Since then not only gelung has been made, but also a variety of other items, such as hair-knots, bandeaus, hair accessories, hair-knot nets and hairpieces.
These Karangbanjar products are not only popular in the Banyumas area. They have penetrated the markets in Yogyakarta, Magelang, Semarang, Wonosobo and places outside Indonesia like Singapore and Malaysia.
Precious
A long process is required to make precious products from hair.
"We get hair mostly from scavengers. The hairs are then sorted out. Tangled hairs are discarded," says Maryoto, adding that the hair is collected from places across Indonesia.
"We go as far afield as Sumatra for hair. Next week we will go to Ponorogo in East Java to buy hair," says Maryoto, who usually buys up to 20 kilograms of hair at Rp 75,000 per kilogram on such business trips.

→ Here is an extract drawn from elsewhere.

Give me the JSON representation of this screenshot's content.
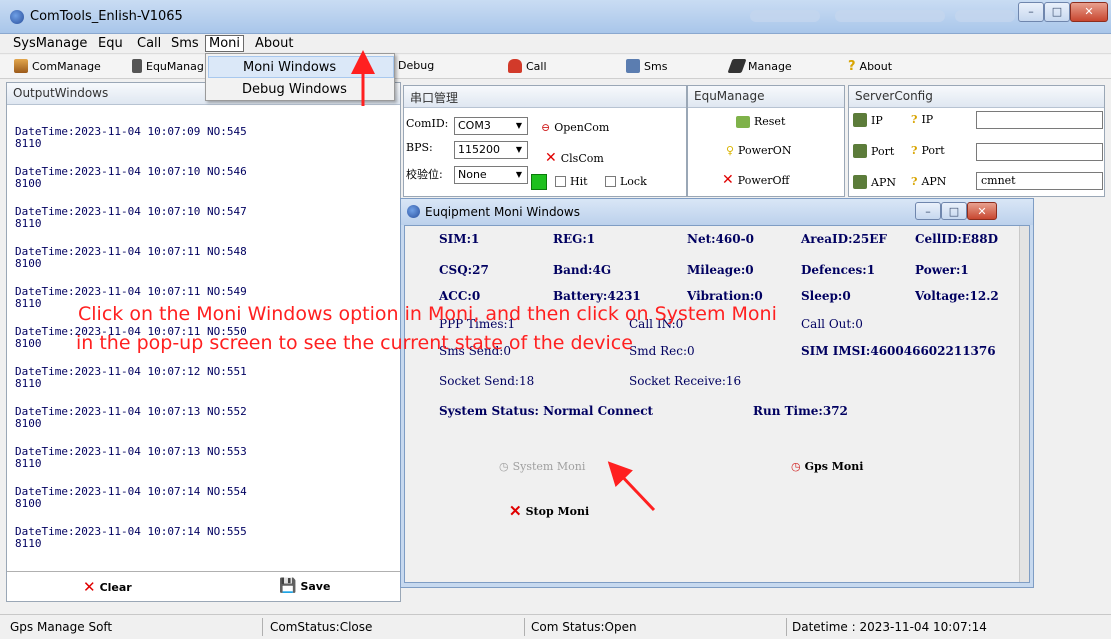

"I buy hair three times a week," he adds. If he buys it directly from beauty salons, he can have it at Rp 50,000 per kilogram of hair measuring at least 25 cms long. Shorter hair is difficult to process.
When the hair has been sorted, the selected pieces are arranged. Strands of hair are separated according to their types, such as length, color, and whether curly or straight, et cetera.
Then, the hair is straightened by beating it on a wooden board.
"Hair waste obtained from the scavengers, both straight and curly, must still be straightened to make it easy for us to shape it," says Kasini.
Hair already beaten is boiled in water for about one hour. This is to make the material sterile and make it free from bacteria and dirt.
After that the hair is dried in the open. After the drying process there is still one phase to go: to dye the hair in order to make it shiny black especially in the case of grayish hair.
"I can make 20 hair pieces from one kilogram of cleaned hair. They sell for Rp 7,000 a piece," says Maryoto.
The same quantity of hair makes only five wigs that cost Rp 150,000, he says.
Long hair is used for gelung (also called sanggul) which can fetch Rp 20,000 each. One kilogram of hair makes four pieces of gelung.
Demand for sanggul is high ahead of the Kartini Day, April 21, the commemoration of Indonesia's emancipation heroine. Most buyers are old women.
The economic crisis is boosting this hairy business and wig makers are busy.
"The number of orders has increased, especially from Singapore and Malaysia," says Maryoto, who is planning to export the products to Suriname.
"I have heard that the people in Suriname, mostly of Javanese stock, need a lot of our products especially sanggul, but we have difficulties in sending the products there."
Local government officials say that thanks to the industry, all the villagers are employed.